While we're talking about patient and family perceptions of end-of-life care in the hospital -- we were talking about that, weren't we? just yesterday? -- Pamela Winnick's essay in the Wall Street Journal on July 21 is well worth considering. She talks about a resident nicknamed "Dr. Death" who pursues family members down the hall to harangue them about her father's alleged desire to be allowed to die a dignified death. She continues:

"Dr. Death" was just one of several. A new resident appeared the next day, this one a bit more diplomatic but again urging us to allow my father to "die with dignity." And the next day came yet another, who opened with the words, "We're getting mixed messages from your family," before I shut him up. I've written extensively about practice of bioethics -- which, for the most part, I do not find especially ethical -- but never did I dream that our moral compass had gone this far askew. My father, 85, was heading ineluctably toward death. Though unconscious, his brain, as far as anyone could tell, had not been touched by either the cancer or the blood clot. He was not in a persistent vegetative state" (itself a phrase subject to broad interpretation), that magic point at which family members are required to pull the plug -- or risk the accusation that they are right-wing Christians.
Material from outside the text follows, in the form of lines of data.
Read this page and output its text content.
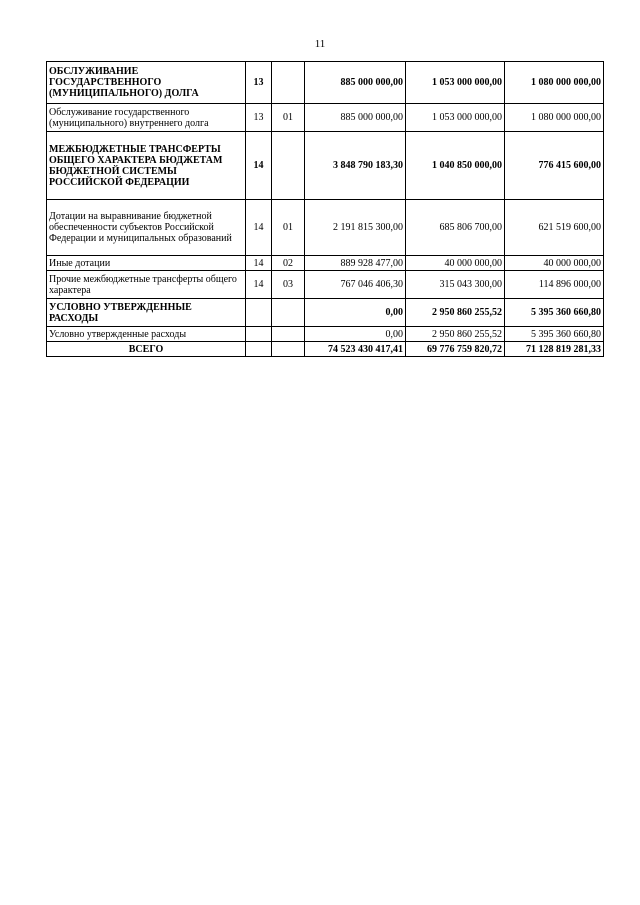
11
ОБСЛУЖИВАНИЕ ГОСУДАРСТВЕННОГО (МУНИЦИПАЛЬНОГО) ДОЛГА	13		885 000 000,00	1 053 000 000,00	1 080 000 000,00
Обслуживание государственного (муниципального) внутреннего долга	13	01	885 000 000,00	1 053 000 000,00	1 080 000 000,00
МЕЖБЮДЖЕТНЫЕ ТРАНСФЕРТЫ ОБЩЕГО ХАРАКТЕРА БЮДЖЕТАМ БЮДЖЕТНОЙ СИСТЕМЫ РОССИЙСКОЙ ФЕДЕРАЦИИ	14		3 848 790 183,30	1 040 850 000,00	776 415 600,00
Дотации на выравнивание бюджетной обеспеченности субъектов Российской Федерации и муниципальных образований	14	01	2 191 815 300,00	685 806 700,00	621 519 600,00
Иные дотации	14	02	889 928 477,00	40 000 000,00	40 000 000,00
Прочие межбюджетные трансферты общего характера	14	03	767 046 406,30	315 043 300,00	114 896 000,00
УСЛОВНО УТВЕРЖДЕННЫЕ РАСХОДЫ			0,00	2 950 860 255,52	5 395 360 660,80
Условно утвержденные расходы			0,00	2 950 860 255,52	5 395 360 660,80
ВСЕГО			74 523 430 417,41	69 776 759 820,72	71 128 819 281,33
I complained about all the death-with-dignity pressure to my father's doctor, an Orthodox Jew, who said that his religion forbids the termination of care but that he would be perfectly willing to "look the other way" if we wanted my father to die. We didn't. Then a light bulb went off in my head. We could devise a strategy to fend off the death-happy residents: We would tell them we were Orthodox Jews.

"My little ruse," she reports, "worked. During the few days after I announced this faux fact, it was as though an invisible fence had been drawn around my mother, my sister and me. No one dared mutter that hateful phrase 'death with dignity.'" Eventually her father was well enough to be transferred out of the ICU and then out of the long-term respiratory care unit. "A day later he was off the respirator, able to breathe on his own. He still mostly slept, but then he began to awaken for minutes at a time, at first groggy, but soon he was as alert (and funny) as ever. A day later, we walked in to find him sitting upright in a chair, reading the New York Times."

This a good reminder for all of us who work with ethics committees and through them with the families of (apparently) dying patients: The "death with dignity" mantra needs to be applied cautiously, patiently, and with sensitivity and a healthy dose of humility.